He was an adult, but young enough that the docs used a pediatric protocol to treat his cancer. It wasn't his age that stood out for most of us, though—it was his autism and mental retardation.
When the patient, whom I'll call Ben, first arrived on the floor, he sat in his room naked and played video games for hours on a handheld Xbox. His family was indigent and lived far away, so he didn't get many visitors.
When his mother called one day, I told her he'd developed a rash. She said that Ben had a latex allergy. Up-set that we'd been careless about such a detail, I posted a sign on Ben's door, replaced his regular gloves with latex-free ones, and removed the latex Foley catheter they'd placed on an earlier trip to the OR.
Ben was impaired enough mentally that he couldn't understand the idea of allergies. I'm sure he didn't even know the word "latex." Having such a dependent patient on an adult ward, without regular interaction with the family, seemed unsafe and scary.
But Ben stayed, and we found ways to structure his days and provide him with things he enjoyed. Someone donated a computer, allowing Ben to play the games he loved. Coloring books and markers kept him occupied for long stretches. Nothing made him happier than watching Family Feud.
We also established a few rules. He couldn't turn up the volume on his TV to blasting. Shouting out profanities—which he would do on walks—earned him an immediate sequestration in his room.
Chemotherapy couldn't put Ben's disease in permanent remission, so the medical team decided to give him an allogeneic stem cell transplant. Receiving someone else's stem cells was his only hope for a cure, but opinions about the decision strongly diverged. Some nurses felt that Ben deserved the same chance as anyone else. Others, including me, were uncomfortable giving such a difficult treatment to a patient who wouldn't understand what he was enduring, or why.
The question of whether Ben's family could care for him adequately after the transplant also remained unanswered. He would need a carefully controlled drug regimen for months, possibly years. His mother showed genuine concern for him, but also seemed stretched beyond her limits. If he didn't receive the medications he needed at the right times, he'd be more likely to get sick with graft-versus-host disease (GVHD) or an infection.

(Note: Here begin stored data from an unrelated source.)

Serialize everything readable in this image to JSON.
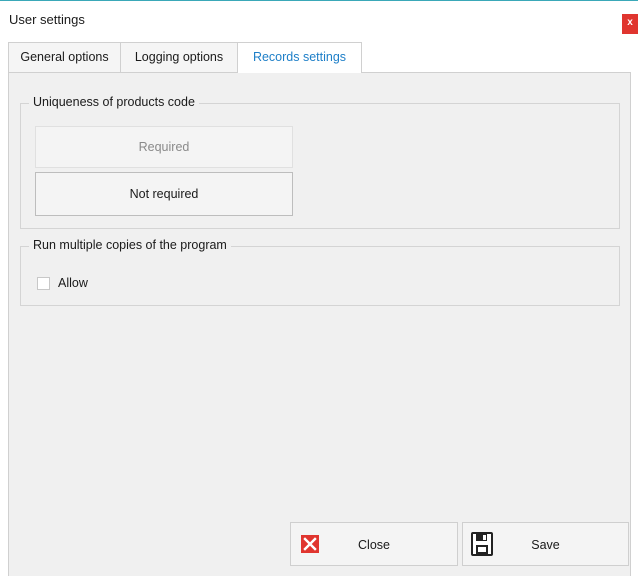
{
  "window": {
    "title": "User settings",
    "close_glyph": "x"
  },
  "tabs": [
    {
      "label": "General options",
      "active": false
    },
    {
      "label": "Logging options",
      "active": false
    },
    {
      "label": "Records settings",
      "active": true
    }
  ],
  "uniqueness_group": {
    "title": "Uniqueness of products code",
    "required_label": "Required",
    "not_required_label": "Not required"
  },
  "multiple_copies_group": {
    "title": "Run multiple copies of the program",
    "allow_label": "Allow",
    "allow_checked": false
  },
  "actions": {
    "close_label": "Close",
    "save_label": "Save"
  },
  "colors": {
    "accent_tab_text": "#1e7fc8",
    "close_red": "#e0352f",
    "title_border": "#3aa8b8"
  },
  "icons": {
    "close_button_icon": "red-x-icon",
    "save_button_icon": "floppy-disk-icon",
    "window_close_icon": "close-icon"
  }
}
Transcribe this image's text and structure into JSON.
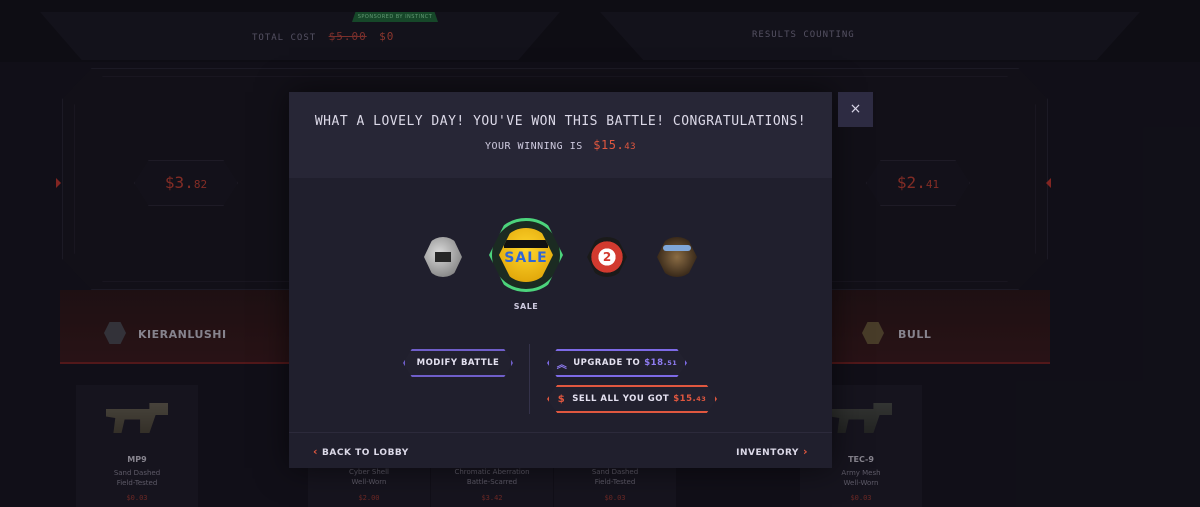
{
  "header": {
    "total_cost_label": "TOTAL COST",
    "total_cost_old": "$5.00",
    "total_cost_new": "$0",
    "sponsored_label": "SPONSORED BY INSTINCT",
    "results_label": "RESULTS COUNTING"
  },
  "arena": {
    "left_price_main": "$3.",
    "left_price_cents": "82",
    "right_price_main": "$2.",
    "right_price_cents": "41"
  },
  "players": [
    {
      "name": "KIERANLUSHI"
    },
    {
      "name": "BULL"
    }
  ],
  "items": [
    {
      "name": "MP9",
      "skin": "Sand Dashed",
      "wear": "Field-Tested",
      "price": "$0.03"
    },
    {
      "name": "",
      "skin": "Cyber Shell",
      "wear": "Well-Worn",
      "price": "$2.00"
    },
    {
      "name": "",
      "skin": "Chromatic Aberration",
      "wear": "Battle-Scarred",
      "price": "$3.42"
    },
    {
      "name": "",
      "skin": "Sand Dashed",
      "wear": "Field-Tested",
      "price": "$0.03"
    },
    {
      "name": "TEC-9",
      "skin": "Army Mesh",
      "wear": "Well-Worn",
      "price": "$0.03"
    }
  ],
  "modal": {
    "title": "WHAT A LOVELY DAY! YOU'VE WON THIS BATTLE! CONGRATULATIONS!",
    "winning_label": "YOUR WINNING IS",
    "winning_main": "$15.",
    "winning_cents": "43",
    "close_icon": "×",
    "featured_prize_label": "SALE",
    "featured_prize_text": "SALE",
    "gauge_text": "2",
    "accent_green": "#4cd47c",
    "accent_orange": "#e0573f",
    "accent_purple": "#7d6ae6",
    "buttons": {
      "modify": "MODIFY BATTLE",
      "upgrade_label": "UPGRADE TO",
      "upgrade_main": "$18.",
      "upgrade_cents": "51",
      "sell_label": "SELL ALL YOU GOT",
      "sell_main": "$15.",
      "sell_cents": "43"
    },
    "footer": {
      "back_label": "BACK TO LOBBY",
      "inventory_label": "INVENTORY"
    }
  }
}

Still, we transplanted him, and in the months following he spent more time in the hospital than out. An infection in his central line, a little bit of GVHD—these were what brought him back.
I was Ben's nurse during one of those admissions, and the dressing covering his central line needed to be changed. He had a fever and was feeling so lousy that he even ignored his beloved video games. I tried to be gentle, but it hurt when I removed the last bit of the old dressing. He yelled out an "ouch!" that was more a wail than a word.
That night I left work almost in tears. This may be the end of his life, I thought, and he's spending it with strangers who, in the name of caring for him, are hurting him.
Ben made it home that time, but he died within a year of his transplant. He got pneumonia he couldn't beat, despite our best rescue efforts using a RotoProne bed in the ICU.
Many of the nurses on the floor were deeply sad when he died, and I was sad, too, but also worried. I couldn't shake the feeling that our care had been ethically compromised. Ben's inability to understand even the basics of his situation, combined with his lack of family support, made it seem that we were in effect imprisoning him and torturing him.
I talked it over one day with an MD friend—in fact, the intensivist on shift when Ben was struggling to survive on the RotoProne bed. I described my ambivalence, my concerns about our treatment decisions. He listened and then said, "It's standard of care."
I heard that phrase with relief, as a way out of my ethical confusion. "Standards of care" exist to protect patients like Ben. It's predicated on the idea that everyone deserves the same chance, that all patients must receive standard care because apportioning treatment on the basis of mental impairment is a slippery slope. That way lies eugenics, forced sterilization, and involuntary euthanasia.
It's problematic to use a therapy as notoriously risky as an allogeneic transplant to treat an adult who can't understand what's being done to him. But according to standards of care, not treating such patients would be immoral.
How, then, does one ultimately make the right medical choice? I may know the ethically correct answer—but I also know that if a patient like Ben came through our doors tomorrow, I would feel just as strongly that aggressively treating him was wrong.